Tam Goat Hua cepat-cepat meloncat ke belakang, ternyata dia khawatir ada serangan mendadak dari dalam. Akan tetapi tiada gerakan apa pun, maka Tam Goat Hua memberanikan diri mengayunkan kakinya ke dalam. Setelah sampai di dalam, dia melihat sebuah halaman dan berderet-deret rumah di halaman itu dengan jendela tertutup rapat. Tadi dia mendengar suara orang, tapi kini suasana sepi sekali seakan hanya dia seorang yang berada di tempat itu.
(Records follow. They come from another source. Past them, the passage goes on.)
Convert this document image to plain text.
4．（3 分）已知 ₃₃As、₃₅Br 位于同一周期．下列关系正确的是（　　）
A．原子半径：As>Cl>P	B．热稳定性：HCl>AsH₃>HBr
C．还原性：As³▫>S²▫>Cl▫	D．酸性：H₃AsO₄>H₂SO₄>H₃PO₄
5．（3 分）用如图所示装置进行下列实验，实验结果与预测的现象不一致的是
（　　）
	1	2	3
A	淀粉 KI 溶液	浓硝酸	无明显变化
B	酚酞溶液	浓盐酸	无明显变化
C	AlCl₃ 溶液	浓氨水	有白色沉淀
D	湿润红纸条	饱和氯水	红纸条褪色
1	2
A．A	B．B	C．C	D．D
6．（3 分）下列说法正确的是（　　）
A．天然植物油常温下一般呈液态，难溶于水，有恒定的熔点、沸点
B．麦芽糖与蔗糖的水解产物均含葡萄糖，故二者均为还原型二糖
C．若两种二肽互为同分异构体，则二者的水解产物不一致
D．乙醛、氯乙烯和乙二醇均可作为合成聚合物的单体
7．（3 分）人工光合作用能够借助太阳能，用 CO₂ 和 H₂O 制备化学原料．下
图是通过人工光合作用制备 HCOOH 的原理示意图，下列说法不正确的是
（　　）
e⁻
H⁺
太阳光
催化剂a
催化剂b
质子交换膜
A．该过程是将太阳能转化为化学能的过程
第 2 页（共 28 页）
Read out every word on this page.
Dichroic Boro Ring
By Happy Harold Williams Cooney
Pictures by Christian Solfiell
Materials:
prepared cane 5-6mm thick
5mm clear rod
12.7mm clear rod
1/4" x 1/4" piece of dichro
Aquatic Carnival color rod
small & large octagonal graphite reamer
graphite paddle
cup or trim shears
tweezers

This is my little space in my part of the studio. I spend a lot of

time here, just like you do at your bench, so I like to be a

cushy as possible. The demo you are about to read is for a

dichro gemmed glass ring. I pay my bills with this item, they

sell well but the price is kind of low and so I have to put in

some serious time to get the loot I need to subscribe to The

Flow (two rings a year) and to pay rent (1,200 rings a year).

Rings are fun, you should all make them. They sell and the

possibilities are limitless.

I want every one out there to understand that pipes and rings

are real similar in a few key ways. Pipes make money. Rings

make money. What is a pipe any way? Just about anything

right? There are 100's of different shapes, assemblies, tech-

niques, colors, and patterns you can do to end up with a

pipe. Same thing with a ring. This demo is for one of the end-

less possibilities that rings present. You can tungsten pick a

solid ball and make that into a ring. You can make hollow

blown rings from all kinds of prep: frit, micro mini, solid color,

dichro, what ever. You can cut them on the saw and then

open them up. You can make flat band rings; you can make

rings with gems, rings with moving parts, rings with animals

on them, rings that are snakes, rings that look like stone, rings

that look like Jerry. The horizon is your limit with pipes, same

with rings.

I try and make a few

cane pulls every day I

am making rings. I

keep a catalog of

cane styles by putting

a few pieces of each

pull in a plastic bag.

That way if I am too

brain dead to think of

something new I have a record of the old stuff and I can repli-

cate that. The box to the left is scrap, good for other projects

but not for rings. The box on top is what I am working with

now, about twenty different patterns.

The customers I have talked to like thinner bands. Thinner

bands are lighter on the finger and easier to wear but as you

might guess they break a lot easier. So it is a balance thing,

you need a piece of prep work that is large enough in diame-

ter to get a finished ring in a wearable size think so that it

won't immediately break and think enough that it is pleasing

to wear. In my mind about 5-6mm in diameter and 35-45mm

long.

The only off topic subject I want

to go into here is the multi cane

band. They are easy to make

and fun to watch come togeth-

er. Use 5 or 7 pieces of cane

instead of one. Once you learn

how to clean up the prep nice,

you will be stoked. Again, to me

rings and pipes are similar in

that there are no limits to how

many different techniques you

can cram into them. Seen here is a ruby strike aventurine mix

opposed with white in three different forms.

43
“Kreeek!” tiba-tiba terdengar suara, dan pintu yang di depan itu sudah tertutup kembali.

Bukan main terkejutnya Tam Goat Hua. Dia segera menoleh ke belakang, seketika juga dia menarik nafas dingin. Ternyata tampak tiga orang berdiri di situ, menatapnya sambil tersenyum-senyum. Ketiga orang itu berusia empat puluhan, tampak berwibawa. Begitu melihat, Tam Goat Hua langsung tahu, mereka jago-jago tangguh dari Hwa San Pai. Tam Goat Hua masih ingat, karena ingin membalas budi pertolongan Lu Sin Kong suami istri maka dia pernah turun tangan melukai beberapa orang Hwa San Pai, maka terikat dendam dengan pihak tersebut.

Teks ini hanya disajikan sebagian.